Although DeepSeek-R1 was mainly trained with RL on math and raovatonline.org coding tasks, it is impressive that generalization to agentic jobs with tool use through code actions works so well. This capability to generalize to agentic tasks reminds of current research by DeepMind that reveals that RL generalizes whereas SFT remembers, although generalization to tool use wasn't examined because work.

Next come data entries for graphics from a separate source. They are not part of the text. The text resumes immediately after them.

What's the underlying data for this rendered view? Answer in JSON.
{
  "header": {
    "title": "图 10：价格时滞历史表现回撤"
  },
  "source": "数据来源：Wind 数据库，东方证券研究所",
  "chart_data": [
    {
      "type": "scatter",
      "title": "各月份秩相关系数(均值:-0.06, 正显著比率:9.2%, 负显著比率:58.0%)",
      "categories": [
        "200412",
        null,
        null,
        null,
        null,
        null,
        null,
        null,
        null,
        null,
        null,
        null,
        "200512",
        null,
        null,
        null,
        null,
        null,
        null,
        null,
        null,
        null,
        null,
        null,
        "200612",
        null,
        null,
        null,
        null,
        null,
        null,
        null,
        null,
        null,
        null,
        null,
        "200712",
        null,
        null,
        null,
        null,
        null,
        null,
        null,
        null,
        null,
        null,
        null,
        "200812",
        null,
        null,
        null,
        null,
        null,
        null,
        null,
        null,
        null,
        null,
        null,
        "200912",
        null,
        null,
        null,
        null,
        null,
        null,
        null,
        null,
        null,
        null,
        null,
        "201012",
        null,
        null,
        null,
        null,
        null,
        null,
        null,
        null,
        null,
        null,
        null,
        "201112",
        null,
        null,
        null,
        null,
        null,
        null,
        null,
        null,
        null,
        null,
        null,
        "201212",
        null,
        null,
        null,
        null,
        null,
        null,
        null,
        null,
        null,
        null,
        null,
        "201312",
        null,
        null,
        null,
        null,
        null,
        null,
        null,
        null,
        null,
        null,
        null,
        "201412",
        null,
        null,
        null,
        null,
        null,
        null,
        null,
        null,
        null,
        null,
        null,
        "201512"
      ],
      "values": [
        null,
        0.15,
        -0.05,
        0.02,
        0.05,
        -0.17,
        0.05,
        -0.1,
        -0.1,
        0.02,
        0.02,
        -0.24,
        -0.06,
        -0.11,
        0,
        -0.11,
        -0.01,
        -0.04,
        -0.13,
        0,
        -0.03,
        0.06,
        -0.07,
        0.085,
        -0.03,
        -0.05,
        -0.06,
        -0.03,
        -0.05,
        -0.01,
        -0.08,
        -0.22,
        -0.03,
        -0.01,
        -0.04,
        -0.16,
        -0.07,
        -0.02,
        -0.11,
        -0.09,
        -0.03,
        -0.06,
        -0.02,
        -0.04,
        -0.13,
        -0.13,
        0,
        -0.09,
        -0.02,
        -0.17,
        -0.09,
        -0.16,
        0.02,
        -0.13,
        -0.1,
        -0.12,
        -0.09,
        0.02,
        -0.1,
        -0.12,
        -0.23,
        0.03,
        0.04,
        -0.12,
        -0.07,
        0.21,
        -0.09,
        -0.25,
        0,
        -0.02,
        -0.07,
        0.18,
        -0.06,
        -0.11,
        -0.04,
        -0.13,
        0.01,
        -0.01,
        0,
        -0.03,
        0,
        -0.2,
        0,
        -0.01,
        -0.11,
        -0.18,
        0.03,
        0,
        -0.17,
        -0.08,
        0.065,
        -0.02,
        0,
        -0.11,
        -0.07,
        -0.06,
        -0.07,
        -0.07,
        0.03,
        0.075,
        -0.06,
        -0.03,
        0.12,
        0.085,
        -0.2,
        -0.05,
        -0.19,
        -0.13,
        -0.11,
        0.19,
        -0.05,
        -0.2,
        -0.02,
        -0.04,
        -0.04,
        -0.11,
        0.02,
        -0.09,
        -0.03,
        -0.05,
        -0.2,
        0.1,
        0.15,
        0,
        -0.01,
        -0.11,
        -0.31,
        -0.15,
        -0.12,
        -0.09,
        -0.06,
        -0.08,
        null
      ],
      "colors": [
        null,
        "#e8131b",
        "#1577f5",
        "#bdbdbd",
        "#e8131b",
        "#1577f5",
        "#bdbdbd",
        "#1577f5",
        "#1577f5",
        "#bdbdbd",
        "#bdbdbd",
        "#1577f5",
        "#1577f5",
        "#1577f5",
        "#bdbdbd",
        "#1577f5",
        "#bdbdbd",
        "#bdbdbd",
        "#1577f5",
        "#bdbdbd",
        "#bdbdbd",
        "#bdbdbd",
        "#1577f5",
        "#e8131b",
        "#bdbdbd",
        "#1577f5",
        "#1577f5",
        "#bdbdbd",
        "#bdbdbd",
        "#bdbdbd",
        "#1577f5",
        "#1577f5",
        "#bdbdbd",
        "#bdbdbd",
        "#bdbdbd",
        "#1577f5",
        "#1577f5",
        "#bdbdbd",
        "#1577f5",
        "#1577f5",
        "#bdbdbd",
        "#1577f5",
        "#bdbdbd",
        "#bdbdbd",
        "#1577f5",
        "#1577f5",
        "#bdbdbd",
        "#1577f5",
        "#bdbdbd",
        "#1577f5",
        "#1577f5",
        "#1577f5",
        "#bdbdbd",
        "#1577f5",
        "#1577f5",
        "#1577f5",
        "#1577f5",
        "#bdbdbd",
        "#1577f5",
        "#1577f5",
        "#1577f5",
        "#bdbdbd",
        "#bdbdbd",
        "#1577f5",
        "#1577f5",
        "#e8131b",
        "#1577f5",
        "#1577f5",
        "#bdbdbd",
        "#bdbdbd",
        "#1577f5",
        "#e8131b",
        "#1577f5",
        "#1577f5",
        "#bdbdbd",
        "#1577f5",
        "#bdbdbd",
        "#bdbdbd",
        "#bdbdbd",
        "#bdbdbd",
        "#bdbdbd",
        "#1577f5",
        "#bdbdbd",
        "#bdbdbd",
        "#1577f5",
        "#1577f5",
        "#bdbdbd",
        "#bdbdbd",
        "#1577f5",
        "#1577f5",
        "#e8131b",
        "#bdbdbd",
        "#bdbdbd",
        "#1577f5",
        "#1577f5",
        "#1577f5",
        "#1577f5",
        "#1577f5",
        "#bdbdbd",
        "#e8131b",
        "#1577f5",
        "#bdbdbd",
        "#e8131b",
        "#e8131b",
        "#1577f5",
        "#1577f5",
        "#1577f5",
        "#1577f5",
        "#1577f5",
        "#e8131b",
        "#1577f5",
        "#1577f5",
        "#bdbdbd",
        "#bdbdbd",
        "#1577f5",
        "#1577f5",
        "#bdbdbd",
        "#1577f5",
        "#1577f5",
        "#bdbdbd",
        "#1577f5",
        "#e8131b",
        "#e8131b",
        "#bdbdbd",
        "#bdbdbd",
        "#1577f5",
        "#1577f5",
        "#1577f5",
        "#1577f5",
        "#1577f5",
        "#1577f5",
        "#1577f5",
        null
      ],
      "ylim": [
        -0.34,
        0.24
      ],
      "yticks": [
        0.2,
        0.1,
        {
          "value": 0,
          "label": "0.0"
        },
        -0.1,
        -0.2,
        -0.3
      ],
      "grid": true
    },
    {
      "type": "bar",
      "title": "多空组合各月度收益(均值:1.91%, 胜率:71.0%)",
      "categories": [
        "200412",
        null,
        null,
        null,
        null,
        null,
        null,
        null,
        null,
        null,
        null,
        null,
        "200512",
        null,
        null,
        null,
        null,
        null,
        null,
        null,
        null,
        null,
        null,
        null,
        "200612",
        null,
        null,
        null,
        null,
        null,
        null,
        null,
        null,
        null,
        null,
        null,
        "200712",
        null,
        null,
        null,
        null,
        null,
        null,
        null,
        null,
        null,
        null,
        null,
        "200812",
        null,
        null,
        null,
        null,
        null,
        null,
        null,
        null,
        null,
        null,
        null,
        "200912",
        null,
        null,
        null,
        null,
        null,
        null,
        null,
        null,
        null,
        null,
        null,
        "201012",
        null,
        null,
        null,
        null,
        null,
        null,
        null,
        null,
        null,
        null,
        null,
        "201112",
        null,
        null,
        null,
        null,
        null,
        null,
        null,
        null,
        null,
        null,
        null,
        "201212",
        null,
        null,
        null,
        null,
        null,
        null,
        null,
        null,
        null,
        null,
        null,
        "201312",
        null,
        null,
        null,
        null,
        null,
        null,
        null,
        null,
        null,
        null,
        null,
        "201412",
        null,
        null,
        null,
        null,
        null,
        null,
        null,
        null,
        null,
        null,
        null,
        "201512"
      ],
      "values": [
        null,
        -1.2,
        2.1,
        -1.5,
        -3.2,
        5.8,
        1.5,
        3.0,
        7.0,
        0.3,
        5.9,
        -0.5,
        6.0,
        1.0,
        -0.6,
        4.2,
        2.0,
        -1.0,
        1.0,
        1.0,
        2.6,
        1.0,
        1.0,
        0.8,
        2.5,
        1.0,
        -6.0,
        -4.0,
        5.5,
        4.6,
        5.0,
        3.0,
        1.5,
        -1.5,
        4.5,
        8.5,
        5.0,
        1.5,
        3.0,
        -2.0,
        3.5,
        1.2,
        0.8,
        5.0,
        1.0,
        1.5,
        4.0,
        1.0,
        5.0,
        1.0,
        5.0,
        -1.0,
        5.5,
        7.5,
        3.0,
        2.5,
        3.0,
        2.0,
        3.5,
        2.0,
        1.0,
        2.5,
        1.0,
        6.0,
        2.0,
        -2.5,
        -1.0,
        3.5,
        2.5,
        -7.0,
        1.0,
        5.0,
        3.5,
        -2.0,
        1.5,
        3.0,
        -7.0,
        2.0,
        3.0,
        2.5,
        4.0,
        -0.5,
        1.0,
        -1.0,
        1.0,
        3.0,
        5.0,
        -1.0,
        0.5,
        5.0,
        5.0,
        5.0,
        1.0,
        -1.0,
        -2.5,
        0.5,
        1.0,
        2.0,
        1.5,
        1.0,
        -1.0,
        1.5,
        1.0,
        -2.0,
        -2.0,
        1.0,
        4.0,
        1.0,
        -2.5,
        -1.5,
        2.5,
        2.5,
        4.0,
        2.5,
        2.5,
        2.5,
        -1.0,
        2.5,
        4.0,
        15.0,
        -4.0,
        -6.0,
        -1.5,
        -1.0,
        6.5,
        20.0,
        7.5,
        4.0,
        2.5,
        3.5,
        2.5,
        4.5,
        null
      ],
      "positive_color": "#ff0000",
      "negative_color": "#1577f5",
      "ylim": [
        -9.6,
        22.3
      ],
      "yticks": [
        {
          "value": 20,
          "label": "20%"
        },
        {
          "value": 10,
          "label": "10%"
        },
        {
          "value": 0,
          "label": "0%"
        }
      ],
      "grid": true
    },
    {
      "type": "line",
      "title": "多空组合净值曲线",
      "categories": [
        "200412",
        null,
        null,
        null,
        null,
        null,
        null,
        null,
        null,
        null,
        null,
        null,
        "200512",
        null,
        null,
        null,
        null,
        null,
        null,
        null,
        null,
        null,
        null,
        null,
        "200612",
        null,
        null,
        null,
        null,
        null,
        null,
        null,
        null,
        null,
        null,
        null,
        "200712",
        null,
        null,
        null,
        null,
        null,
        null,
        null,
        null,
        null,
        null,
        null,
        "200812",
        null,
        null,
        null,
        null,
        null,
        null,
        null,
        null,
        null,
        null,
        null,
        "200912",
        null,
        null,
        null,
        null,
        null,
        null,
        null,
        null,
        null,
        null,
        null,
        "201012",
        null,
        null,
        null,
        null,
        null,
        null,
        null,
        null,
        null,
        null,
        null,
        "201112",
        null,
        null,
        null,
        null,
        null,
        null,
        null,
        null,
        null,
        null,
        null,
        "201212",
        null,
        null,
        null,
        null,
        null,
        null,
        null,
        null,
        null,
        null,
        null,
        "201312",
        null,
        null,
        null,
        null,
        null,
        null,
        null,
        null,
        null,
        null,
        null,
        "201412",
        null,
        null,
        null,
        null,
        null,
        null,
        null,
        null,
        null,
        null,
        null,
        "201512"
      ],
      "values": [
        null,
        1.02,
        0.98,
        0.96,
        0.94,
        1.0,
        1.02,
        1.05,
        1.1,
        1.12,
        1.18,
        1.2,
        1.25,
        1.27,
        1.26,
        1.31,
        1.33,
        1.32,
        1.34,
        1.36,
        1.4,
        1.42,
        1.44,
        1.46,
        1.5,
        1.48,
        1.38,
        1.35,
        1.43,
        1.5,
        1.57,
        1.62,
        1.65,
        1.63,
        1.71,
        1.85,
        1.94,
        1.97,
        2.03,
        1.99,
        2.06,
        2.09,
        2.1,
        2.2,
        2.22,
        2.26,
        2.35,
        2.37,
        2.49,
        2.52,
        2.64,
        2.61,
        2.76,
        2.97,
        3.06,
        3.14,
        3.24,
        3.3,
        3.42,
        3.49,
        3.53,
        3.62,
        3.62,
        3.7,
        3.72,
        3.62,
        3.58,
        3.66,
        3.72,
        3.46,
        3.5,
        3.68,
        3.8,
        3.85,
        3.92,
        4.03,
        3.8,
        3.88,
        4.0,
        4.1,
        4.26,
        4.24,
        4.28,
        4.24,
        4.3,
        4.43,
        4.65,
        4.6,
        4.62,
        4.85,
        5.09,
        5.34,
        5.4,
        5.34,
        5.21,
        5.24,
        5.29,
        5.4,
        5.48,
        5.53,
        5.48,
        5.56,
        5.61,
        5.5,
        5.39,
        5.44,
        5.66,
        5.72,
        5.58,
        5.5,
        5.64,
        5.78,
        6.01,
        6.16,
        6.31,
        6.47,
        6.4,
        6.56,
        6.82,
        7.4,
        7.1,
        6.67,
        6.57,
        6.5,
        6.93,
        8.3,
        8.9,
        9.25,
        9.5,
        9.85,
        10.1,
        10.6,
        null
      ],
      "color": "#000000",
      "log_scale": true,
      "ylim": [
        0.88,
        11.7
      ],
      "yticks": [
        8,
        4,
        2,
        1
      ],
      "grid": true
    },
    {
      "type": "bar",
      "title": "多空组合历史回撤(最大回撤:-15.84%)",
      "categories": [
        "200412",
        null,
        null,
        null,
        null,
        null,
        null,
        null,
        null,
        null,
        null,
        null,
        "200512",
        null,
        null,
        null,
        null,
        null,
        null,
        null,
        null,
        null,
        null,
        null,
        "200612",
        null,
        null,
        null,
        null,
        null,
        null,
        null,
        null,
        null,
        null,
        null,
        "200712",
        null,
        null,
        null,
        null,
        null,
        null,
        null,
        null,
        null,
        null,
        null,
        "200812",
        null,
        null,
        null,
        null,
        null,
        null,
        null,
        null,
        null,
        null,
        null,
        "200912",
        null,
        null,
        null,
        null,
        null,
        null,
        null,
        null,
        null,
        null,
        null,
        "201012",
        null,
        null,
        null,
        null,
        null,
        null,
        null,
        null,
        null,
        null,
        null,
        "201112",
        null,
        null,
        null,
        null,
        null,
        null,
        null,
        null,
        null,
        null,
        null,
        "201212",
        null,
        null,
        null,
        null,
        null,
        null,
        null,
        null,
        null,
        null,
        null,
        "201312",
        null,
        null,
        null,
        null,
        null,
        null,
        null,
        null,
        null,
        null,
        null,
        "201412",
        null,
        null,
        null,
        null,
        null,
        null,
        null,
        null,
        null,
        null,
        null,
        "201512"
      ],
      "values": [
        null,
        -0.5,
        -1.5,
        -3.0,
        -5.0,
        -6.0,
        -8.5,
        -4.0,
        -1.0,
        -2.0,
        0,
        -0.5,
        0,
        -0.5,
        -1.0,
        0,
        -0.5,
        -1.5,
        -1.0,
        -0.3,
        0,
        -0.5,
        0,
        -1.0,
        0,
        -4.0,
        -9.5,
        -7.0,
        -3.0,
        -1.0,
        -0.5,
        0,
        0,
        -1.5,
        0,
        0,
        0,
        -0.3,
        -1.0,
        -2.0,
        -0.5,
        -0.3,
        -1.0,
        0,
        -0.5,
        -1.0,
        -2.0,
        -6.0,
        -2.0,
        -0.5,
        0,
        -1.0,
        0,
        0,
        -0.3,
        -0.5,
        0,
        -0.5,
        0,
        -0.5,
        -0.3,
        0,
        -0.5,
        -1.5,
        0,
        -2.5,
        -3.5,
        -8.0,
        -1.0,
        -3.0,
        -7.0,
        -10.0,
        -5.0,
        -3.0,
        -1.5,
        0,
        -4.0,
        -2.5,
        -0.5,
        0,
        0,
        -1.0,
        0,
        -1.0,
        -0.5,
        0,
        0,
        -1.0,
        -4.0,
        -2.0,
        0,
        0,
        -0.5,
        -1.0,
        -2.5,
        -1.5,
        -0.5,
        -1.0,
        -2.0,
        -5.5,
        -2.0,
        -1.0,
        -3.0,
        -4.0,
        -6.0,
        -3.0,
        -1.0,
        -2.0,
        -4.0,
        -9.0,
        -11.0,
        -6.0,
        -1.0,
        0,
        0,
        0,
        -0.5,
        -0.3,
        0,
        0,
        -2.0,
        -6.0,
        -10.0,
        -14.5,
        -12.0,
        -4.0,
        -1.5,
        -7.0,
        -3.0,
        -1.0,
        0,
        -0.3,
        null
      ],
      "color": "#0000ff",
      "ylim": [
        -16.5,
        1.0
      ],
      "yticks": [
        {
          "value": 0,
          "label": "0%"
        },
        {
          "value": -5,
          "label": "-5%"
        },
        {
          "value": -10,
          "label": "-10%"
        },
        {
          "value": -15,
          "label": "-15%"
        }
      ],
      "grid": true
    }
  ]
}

Despite its capability to generalize to tool use, DeepSeek-R1 frequently produces extremely long reasoning traces at each action, compared to other designs in my experiments, restricting the effectiveness of this model in a single-agent setup. Even simpler tasks in some cases take a long period of time to finish. Further RL on agentic tool use, opensourcebridge.science be it through code actions or not, might be one option to enhance efficiency.


Underthinking


I likewise observed the underthinking phenomon with DeepSeek-R1. This is when a reasoning model regularly switches between various reasoning thoughts without adequately exploring promising paths to reach a proper service. This was a significant factor higgledy-piggledy.xyz for overly long reasoning traces produced by DeepSeek-R1. This can be seen in the tape-recorded traces that are available for download.


Future experiments


Another common application of reasoning models is to use them for preparing only, akropolistravel.com while utilizing other models for producing code actions. This could be a possible new function of freeact, if this separation of functions shows useful for more complex jobs.


I'm likewise curious about how thinking designs that currently support tool use (like o1, o3, ...) perform in a single-agent setup, with and without generating code actions. Recent advancements like OpenAI's Deep Research or Hugging Face's open-source Deep Research, which also utilizes code actions, timeoftheworld.date look fascinating.